How to find this sum? $\sum\limits_{k=1}^{2n} (-1)^{k} \cdot k^{2}$

6 Answers 6

1

Yet another way (although not as simple as those already suggested) is to write it as $-\sum_{k=1}^{2n} k^2 + 2 \sum_{m=1}^{n} (2m)^2$ and use the known formula for a sum of squares.

  • 0
    @user7148: If O and E are the sums of the odd and even squares, respectively, then your sum is E-O, and I've written it as -(E+O)+2E.2011-02-16
11

Hint: What is $(2i)^2-(2i-1)^2$? Next, what are $\displaystyle\sum_{i=1}^n1$ and $\displaystyle\sum_{i=1}^ni$?

8

As I'm a fan of proofs without words, here is my pictorial effort of why

$\sum_{k=1}^{2n} (-1)^k k^2 = \sum_{i=1}^{2n} i = n(2n+1).$

enter image description here

4

Try working with the sequence $S_n=\sum_1^{2n}(-1)^kk^2$. If you look at the sequence of differences (sidrat hefreshim in hebrew, i'm not sure if that the correct translation. any hebrew speaker- please correct me here) of $A_n=S_{n+1}-S_n$ you should be able to get a first degree formula for $A_n$.

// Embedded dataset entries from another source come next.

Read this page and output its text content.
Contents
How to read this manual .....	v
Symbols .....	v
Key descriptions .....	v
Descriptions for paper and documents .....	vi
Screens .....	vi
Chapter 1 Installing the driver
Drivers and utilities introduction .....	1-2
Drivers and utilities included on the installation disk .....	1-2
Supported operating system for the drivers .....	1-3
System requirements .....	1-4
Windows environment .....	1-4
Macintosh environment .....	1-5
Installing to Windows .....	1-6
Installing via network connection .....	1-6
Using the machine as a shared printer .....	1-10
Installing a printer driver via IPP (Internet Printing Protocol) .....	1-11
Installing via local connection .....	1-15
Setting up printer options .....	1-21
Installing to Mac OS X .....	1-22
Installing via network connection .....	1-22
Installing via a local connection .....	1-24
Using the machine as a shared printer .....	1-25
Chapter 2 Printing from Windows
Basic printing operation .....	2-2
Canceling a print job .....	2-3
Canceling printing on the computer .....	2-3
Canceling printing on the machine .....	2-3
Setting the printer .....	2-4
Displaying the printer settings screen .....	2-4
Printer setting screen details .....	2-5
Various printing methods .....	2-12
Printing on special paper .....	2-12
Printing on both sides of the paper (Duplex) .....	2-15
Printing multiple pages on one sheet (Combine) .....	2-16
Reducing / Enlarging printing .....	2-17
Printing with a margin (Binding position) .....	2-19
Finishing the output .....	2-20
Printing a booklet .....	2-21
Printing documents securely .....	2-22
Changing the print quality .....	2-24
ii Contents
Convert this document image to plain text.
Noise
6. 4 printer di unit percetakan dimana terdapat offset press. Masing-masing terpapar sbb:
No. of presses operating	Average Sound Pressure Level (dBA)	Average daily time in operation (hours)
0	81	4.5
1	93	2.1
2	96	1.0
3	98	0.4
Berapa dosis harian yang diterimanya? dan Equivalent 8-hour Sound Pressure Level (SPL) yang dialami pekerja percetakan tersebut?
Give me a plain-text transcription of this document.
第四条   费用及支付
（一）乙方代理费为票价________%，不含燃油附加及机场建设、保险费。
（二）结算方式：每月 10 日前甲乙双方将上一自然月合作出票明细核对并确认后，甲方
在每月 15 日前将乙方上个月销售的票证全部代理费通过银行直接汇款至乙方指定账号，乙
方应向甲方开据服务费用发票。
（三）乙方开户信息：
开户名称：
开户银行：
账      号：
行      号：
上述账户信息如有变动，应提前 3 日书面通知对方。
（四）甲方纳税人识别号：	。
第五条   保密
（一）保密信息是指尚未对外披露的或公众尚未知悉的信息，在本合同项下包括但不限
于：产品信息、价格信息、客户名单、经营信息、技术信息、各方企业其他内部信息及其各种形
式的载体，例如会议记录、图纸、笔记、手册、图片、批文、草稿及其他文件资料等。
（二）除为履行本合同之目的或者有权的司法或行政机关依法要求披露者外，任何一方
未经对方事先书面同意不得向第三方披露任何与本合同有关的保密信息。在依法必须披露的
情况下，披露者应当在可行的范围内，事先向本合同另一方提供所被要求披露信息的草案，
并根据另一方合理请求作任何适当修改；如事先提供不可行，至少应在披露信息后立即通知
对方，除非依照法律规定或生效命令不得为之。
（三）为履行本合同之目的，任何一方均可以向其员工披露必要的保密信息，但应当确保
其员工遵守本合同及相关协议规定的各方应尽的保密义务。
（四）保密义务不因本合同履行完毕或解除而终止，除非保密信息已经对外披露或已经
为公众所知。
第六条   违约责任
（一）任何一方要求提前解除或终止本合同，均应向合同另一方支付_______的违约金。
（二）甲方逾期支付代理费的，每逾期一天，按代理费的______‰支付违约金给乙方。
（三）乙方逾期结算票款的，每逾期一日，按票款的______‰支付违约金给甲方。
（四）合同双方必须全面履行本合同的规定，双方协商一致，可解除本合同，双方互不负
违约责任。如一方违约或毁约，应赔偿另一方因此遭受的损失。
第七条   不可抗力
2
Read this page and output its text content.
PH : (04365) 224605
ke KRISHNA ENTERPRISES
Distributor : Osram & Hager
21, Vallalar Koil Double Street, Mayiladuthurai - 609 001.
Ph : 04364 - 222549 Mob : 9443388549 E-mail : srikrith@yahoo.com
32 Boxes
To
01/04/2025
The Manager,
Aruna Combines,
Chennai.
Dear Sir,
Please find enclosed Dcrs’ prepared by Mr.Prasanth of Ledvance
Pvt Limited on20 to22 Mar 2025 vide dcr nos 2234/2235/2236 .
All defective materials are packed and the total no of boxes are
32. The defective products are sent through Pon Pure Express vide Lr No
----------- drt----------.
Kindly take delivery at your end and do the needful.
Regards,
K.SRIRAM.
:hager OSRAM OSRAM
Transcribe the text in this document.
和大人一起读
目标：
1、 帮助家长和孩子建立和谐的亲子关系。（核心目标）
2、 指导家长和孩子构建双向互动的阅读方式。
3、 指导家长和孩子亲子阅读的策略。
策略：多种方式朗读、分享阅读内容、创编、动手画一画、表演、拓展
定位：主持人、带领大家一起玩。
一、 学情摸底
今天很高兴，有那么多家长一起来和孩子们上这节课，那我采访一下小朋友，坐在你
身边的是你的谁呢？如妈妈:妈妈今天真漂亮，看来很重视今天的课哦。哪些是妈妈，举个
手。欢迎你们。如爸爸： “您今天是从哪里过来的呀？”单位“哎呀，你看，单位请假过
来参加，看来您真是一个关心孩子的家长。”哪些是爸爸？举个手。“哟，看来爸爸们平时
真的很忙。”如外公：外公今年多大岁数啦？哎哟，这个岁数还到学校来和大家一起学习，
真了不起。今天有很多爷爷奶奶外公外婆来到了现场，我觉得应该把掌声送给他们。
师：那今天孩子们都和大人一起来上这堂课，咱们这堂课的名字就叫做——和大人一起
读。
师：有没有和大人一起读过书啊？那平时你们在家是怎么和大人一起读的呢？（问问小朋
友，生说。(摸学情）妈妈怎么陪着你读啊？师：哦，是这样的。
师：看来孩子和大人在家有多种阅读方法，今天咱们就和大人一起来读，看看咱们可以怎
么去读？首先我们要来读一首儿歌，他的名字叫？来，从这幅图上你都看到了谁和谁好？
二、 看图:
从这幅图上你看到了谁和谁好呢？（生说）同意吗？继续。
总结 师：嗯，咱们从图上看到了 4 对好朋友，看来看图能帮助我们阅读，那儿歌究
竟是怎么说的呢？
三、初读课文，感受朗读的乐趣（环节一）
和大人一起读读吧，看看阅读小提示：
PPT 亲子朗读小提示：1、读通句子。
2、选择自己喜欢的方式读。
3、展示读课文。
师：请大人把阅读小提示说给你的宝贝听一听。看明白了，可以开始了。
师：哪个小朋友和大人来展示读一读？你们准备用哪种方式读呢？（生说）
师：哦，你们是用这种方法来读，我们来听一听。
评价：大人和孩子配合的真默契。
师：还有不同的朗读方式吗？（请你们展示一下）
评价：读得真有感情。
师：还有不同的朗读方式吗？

Now- Notice that $S_n-S_1=\sum_1^{n-1}A_n$, and since $S_1$ is easy to calculate, and $\sum A_n$ is not to tricky- this should give you the solution.

good luck!

2

Sorry, I am in a bit of a hurry, but it should be this sequence.

To see this, just remark that you are summing up difference of consecutive squares (-1+4) + (-9+16) + ..., and these difference are the odd integers congruent to 3 mod 4 (i.e., 3, 7, 11...).

1

You can separate this sum into two, one for $k$ odd and another for $k$ even, writing $k=2t+1$ and $k=2t$, respectively. You can also try finding $\sum k^2 z^k$ and then set $k=-1$.